今回は、いるかひろばの利用者から質問が多い「わがまま」について。子どもの言うことをどこまで聞いてあげたらいいと、皆さんは思いますか?
コラム「こころのとびら」はこちらから
子どもの言うことを聞くと、わがままになる?
いるかひろばを利用されている親御さんから、よくこんな質問を受けます。
「子どもの言うことを、親はどこまで聞いてあげたらいいのでしょうか」
「子どもの言うことを聞き過ぎると、わがままな子になってしまうのではと心配です」
子育て中の“あるある”だと思います。皆さん、ご苦労さまです。
「こころのとびら」でご紹介してきた土居家の子育ての中でも、わが子への関わりについて触れてきました。子どものやけ(自棄)への対処法は、私の悩みどころでもありました。
当時、子どもの困っている行動について相談できる所はありませんでした(私が知らなかったのかもしれませんが…)。
身近な方に相談をしても「もっと怒らないと」「ちゃんとしつけを」「そのうち、落ち着いてくる」…。
私はどうもふに落ちず、自分で“あの手この手”を考えていきました。
子どもを叱った日の夜は、寝顔を見て自己嫌悪になりました
自分で「あの手この手」を考えると言っても、なかなかうまくはいきません。特に長男は、自分の思いをうまく表現できたないため、思いを通そうとわめいたり、泣いたりしていました。
私はその行動をつい、叱って止めていました。「もっと怒らないと」という周囲の言葉を受け入れたくなかったはずなのに…。
でも、叱っても叱っても、子どもの行動は一向に改善しません。そればかりか、叱る頻度が増えました。
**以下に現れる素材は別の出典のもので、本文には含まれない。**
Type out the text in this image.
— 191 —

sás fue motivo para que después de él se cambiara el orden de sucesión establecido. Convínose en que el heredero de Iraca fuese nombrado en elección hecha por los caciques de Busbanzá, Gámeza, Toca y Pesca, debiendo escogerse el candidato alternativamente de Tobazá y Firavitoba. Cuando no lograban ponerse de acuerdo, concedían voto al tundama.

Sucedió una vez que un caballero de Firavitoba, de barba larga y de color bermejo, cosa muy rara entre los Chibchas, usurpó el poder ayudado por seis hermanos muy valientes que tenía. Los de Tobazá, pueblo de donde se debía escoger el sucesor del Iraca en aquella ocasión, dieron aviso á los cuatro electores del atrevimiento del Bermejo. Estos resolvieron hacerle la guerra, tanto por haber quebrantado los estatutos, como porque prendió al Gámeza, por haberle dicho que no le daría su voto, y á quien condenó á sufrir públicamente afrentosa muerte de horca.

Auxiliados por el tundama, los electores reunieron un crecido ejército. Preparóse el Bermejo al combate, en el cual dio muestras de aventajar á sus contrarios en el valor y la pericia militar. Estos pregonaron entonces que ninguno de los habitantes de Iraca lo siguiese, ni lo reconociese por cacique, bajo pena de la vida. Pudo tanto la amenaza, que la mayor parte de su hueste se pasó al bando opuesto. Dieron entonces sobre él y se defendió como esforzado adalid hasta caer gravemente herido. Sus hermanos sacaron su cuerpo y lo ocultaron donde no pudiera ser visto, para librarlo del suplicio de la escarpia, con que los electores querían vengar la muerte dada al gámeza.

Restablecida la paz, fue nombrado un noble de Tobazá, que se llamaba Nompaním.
子どもを叱った後の夜は、子どもの寝顔を見て、自己嫌悪!一人でよく泣いていました。
このままでは親子でしんどくなるばかり…。関わり方を変えようと思いました。
効果的だったのが「お約束」と「自分で選ぶ」
3 歳頃の長男がやけを言う場面の一つが、スーパーでの買い物でした。当時、次男は 1 歳でベビーカーに乗せていました。スーパーでは、長男は気になった物の方に寄っていきます。
長男:「これ、いる~!」
私:「今日はいかんよ」
長男:「いや~!いるの~!」
私:「今日は買いません」
こんなやりとりの後、泣きわめく長男を抱えて帰りました。
どうすれば、落ち着いて買い物ができるのか。いろいろ試した結果、効果的だったのが「お約束」と「子どもに選んでもらう」の二つでした。
まず、買い物に行く前にお約束をします。
私:「お買い物に行く人!」
長男:「は~い!」
私:「ベビーカーを押してくれる人!」
長男:「は~い!」
私:「お約束を守れたら、お菓子を一つ買おうね」
長男:「は~い!」
私の提案に、長男は自分の意思で「は~い!」と答えます。親子の調子がいい時には、このやり方で買い物ができました。
しかし、私の体調が悪い時や、子ども機嫌が悪い時には通用しませんでした。そんな時には「買い物をやめる」という選択をしました。買い物をせずに帰ったことも、しょっちゅうでした。
それでも、私にとっては試行錯誤の末にやっと見つけた“あの手この手”です。長男がやけを言いそうな場面をあらかじめ回避することで、無理に我慢させることが減りました。
ですが、周囲の評判はよくありませんでした。「お約束」としてお菓子を買うことを「甘い」と言われました。
「そんな子育てをしていたら、子どもがわがままになる」という批判に私がどう向き合ったのか、次回お話したいと思います。